Here's an O(log h)-time algorithm that, given a convex hull with h vertices in sorted order and a query point, tests whether the query point lies on the hull. From the hull, compute a point in the interior by averaging three of its vertices. Call this point the origin. Partition the plane into wedges bounded by rays from the origin through hull vertices. Use binary search with an orientation test to determine which wedge the query point belongs to. Test whether it lies on that wedge's hull segment.

If you've already implemented the Graham scan, then it is possible to retain collinear points just by changing the test, but you need to determine angles relative to an origin point that is not collinear with two other hull points. Such a point can be obtained by taking the mean of three input points that are not collinear.

0
aditsu quit because SE is EVIL On

After some thinking, I figured out that when you change the comparison to include 0, and break ties by (closer first) distance to corner point (or even simply by comparing coordinates), then only the last edge is affected, specifically it skips the edge points.

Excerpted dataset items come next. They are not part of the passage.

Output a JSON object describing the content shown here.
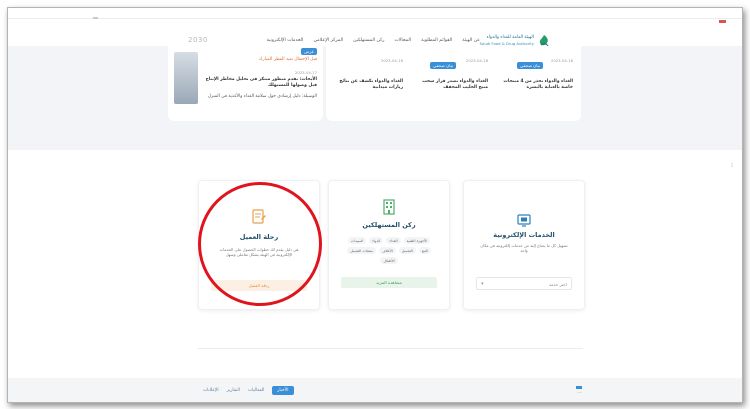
{
  "header": {
    "logo_ar": "الهيئة العامة للغذاء والدواء",
    "logo_en": "Saudi Food & Drug Authority",
    "brand_left": "2030",
    "nav": [
      "عن الهيئة",
      "القوائم المطلوبة",
      "المجالات",
      "ركن المستهلكين",
      "المركز الإعلامي",
      "الخدمات الإلكترونية"
    ]
  },
  "news_left": {
    "tag": "عرض",
    "headline": "قبل الإحتفال بعيد الفطر المبارك",
    "item1": "الأبحاث: نقدم منظور مبتكر في تحليل مخاطر الإنتاج قبل وصولها للمستهلك",
    "item2": "الوسيلة: دليل إرشادي حول سلامة الغذاء والأغذية في المنزل",
    "date": "2023-04-17"
  },
  "news_right": {
    "col1_tag": "بيان صحفي",
    "col1_text": "الغذاء والدواء تحذر من 4 منتجات خاصة بالعناية بالبشرة",
    "col1_date": "2023-04-16",
    "col2_tag": "بيان صحفي",
    "col2_text": "الغذاء والدواء تصدر قرار سحب منتج الحليب المجفف",
    "col2_date": "2023-04-16",
    "col3_text": "الغذاء والدواء تكشف عن نتائج زيارات ميدانية",
    "col3_date": "2023-04-16"
  },
  "cards": {
    "journey": {
      "title": "رحلة العميل",
      "desc": "هي دليل يقدم لك خطوات الحصول على الخدمات الإلكترونية في الهيئة بشكل تفاعلي وسهل",
      "button": "رحلة العميل"
    },
    "consumer": {
      "title": "ركن المستهلكين",
      "chips": [
        "الأجهزة الطبية",
        "الغذاء",
        "الدواء",
        "المبيدات",
        "التبغ",
        "التجميل",
        "الأعلاف",
        "منتجات التجميل",
        "الأطفال"
      ],
      "button": "مشاهدة المزيد"
    },
    "eservices": {
      "title": "الخدمات الإلكترونية",
      "desc": "تسهيل كل ما يحتاج إليه من خدمات إلكترونية في مكان واحد",
      "select": "اختر خدمة"
    }
  },
  "bottom": {
    "tabs": [
      "الأخبار",
      "الفعاليات",
      "التقارير",
      "الإعلانات"
    ],
    "right": "..."
  },
  "colors": {
    "accent": "#3b8fd6",
    "circle": "#e0141e",
    "orange": "#e08a3c",
    "green": "#3a9a58"
  }
}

In your example, indeed you end up considering points 5, 1 and 2, but the algorithm will skip point 1 rather than 2 (since 5-1-2 is a clockwise turn), so the resulting hull is 0 3 6 7 8 5 2.

One simple way to deal with that is to go through the sorted points in reverse order and add to the hull all points collinear with your corner and the last hull point, until you get to a non-collinear point.

There could be a special case when all points are collinear - it depends whether you want to include the edge points twice (forward and back) or just once.